По сути, это та же стенокардия, только не на уровне сердца, а на уровне кишечника. Кишечная жаба, кишечная абдоминальная ишемия – так называется это состояние.

Такой стеноз требует хирургического вмешательства.

«Куда нам теперь с этим?» – прилетает мне ожидаемый и закономерный вопрос.

«Снова к сосудистым хирургам в кардиоцентр».

Я бы очень удивилась, если бы история на этом закончилась.

«Елена Александровна, не взяли нас… снова».

«О господи, ну теперь-то что им не так?» – это я ворчу про себя и набираю коллегу из кардиоцентра.

Рассказываю нашу историю в пяти предложениях. И задаю вопрос: «Так а чего не берете-то?!»

– У нас квот нет на брюшную аорту. На сердце и коронарные его сосуды берем с колес и в первые часы после инфаркта творим чудеса. А здесь… две операции в год.

Да, дело не только в квоте. Такого уровня операции должны делать те, кто делает их… чаще. На потоке.

Я снова ринулась в медицинское сообщество. Прикидывала, отправлять пациента в Питер или в Москву, как квоту найти, у кого просить…

Счастье оказалось гораздо ближе.
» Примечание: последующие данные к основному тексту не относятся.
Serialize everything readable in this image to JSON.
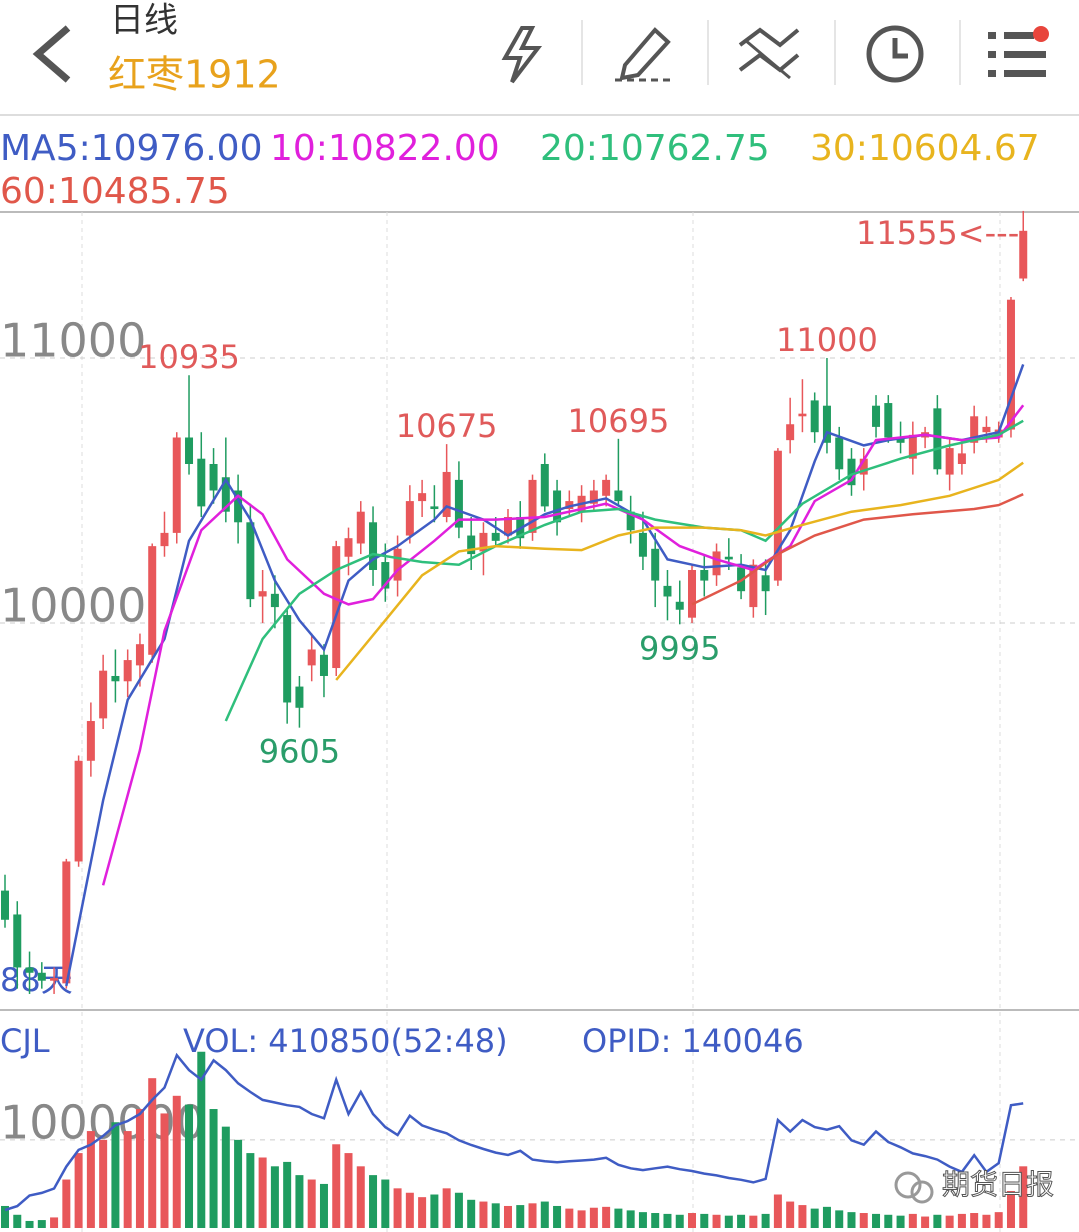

Оказывается, что ростовский медуниверситет – то самое место, где операции на сосудах брюшной полости проводятся гораздо чаще.

Уже через неделю пациент был госпитализирован к сосудистым хирургам нашей альма матер. Еще через двое суток Татьяна присылает победное сообщение:

«Прооперировали! Три стента! Стеноз был девяносто процентов!!!»

То ли тромб подрос, то ли на КТ «недосчитали» масштаб тромба, а только «стенты» спасли Сергея от гангрены кишечника. Еще бы немного, и он стал бы отмирать из-за нарушения кровоснабжения.

Вот так из аутоиммунной боли в спине «вылупилось» три тромбоза, опасных для жизни.

Совсем не ревматологический же пациент оказался.